Configure storage type data replication
To get the file system data replica values, run the mmlsfs <fsName> -r -R command to review the output values. The value of -r is the default number of data replicas and the value of -R is the maximum number of data replicas.
For different storage modes, refer to the following table for recommended combination for dfs.replication, gpfs.replica.enforced and file system data replica.

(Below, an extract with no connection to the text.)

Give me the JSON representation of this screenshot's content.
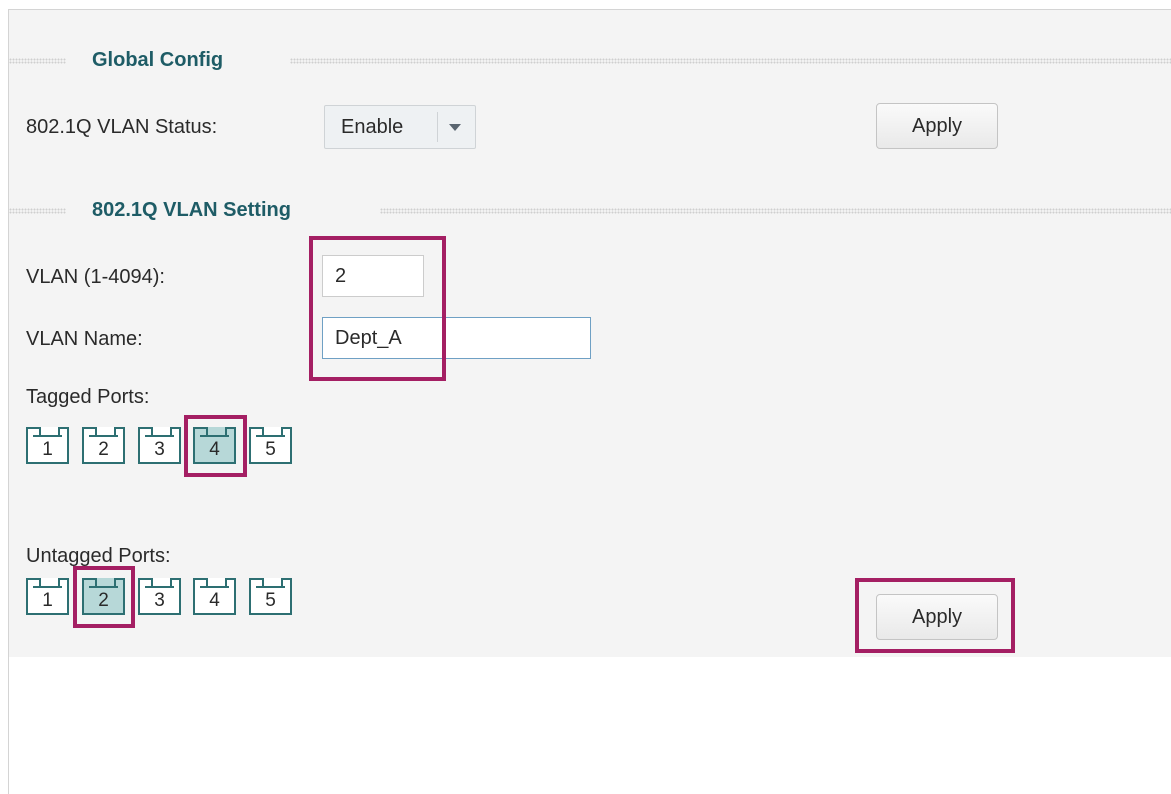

Storage mode | dfs.replication | gpfs.replica.enforced | File system data replica | Comments |
---|---|---|---|---|
#1 FPO (gpfs.storage.type=local) |
3 | gpfs or dfs | -r = 3 -R = 3 | Other combinations are not recommended. |
#2 IBM Storage Scale
System (gpfs.storage.type=shared) |
1 | dfs | -r = 1
-R = 2 -r = 1 -R = 3 |
Follow the HDFS protocol. But the job will fail if one DN is down after
getBlockLocation is returned. Potential issue: Does not show the advantage that all DN can access the blocks. If you are using this configuration you must use the mmlsattr command to check the file replication value. If the set file replication value is less than the dfs.replication value, the HDFS interface cannot be used to check the file replication value because the NameNode returns at least the dfs.replication value in the shared storage mode. |
#3 IBM Storage Scale
System (gpfs.storage.type=shared) |
2 or 3 | gpfs | -r = 1
-R = 2 -r = 1 -R = 3 |
Follow the HDFS protocol (returns 2 or 3 DNs) but does not match the real storage usage on
GPFS level. Job will not fail if one DN is down after getBlockLocation is returned. Potential risk: Upper-layer applications calculate the disk space consumption as replication * file size, thinking a file takes more storage space than it actually does. HDFS Transparency will still use the actual disk space correctly. |
#4 IBM Storage Scale
System (gpfs.storage.type=shared) |
1 | gpfs | -r = 1
-R = 2 -r = 1 -R = 3 |
Do not use if the application wants to set the replication value from HDFS protocol. |
#5 IBM Storage Scale
System (gpfs.storage.type=shared) |
2 or 3 | dfs | -r = 1
-R = 2 -r = 1 -R = 3 |
All the data will be set as replica 2 or 3 which will not take advantage of using IBM Storage Scale
System or SAN storage. If you are using this configuration you must use the mmlsattr command to check the file replication value. If the set file replication value is less than the dfs.replication value, the HDFS interface cannot be used to check the file replication value because the NameNode returns at least the dfs.replication value in the shared storage mode. |
- The dfs.replication is defined in the hdfs-site.xml file. The gpfs.storage.type and gpfs.replica.enforced are defined in the gpfs-site.xml file.
- Starting from HDFS Transparency version 3.1.1-1, the default value for dfs.replication is 3 in hdfs-site.xml and gpfs.replica.enforced is gpfs in gpfs-site.xml.
- The dfs.replication value should be smaller or equal to the DataNode count.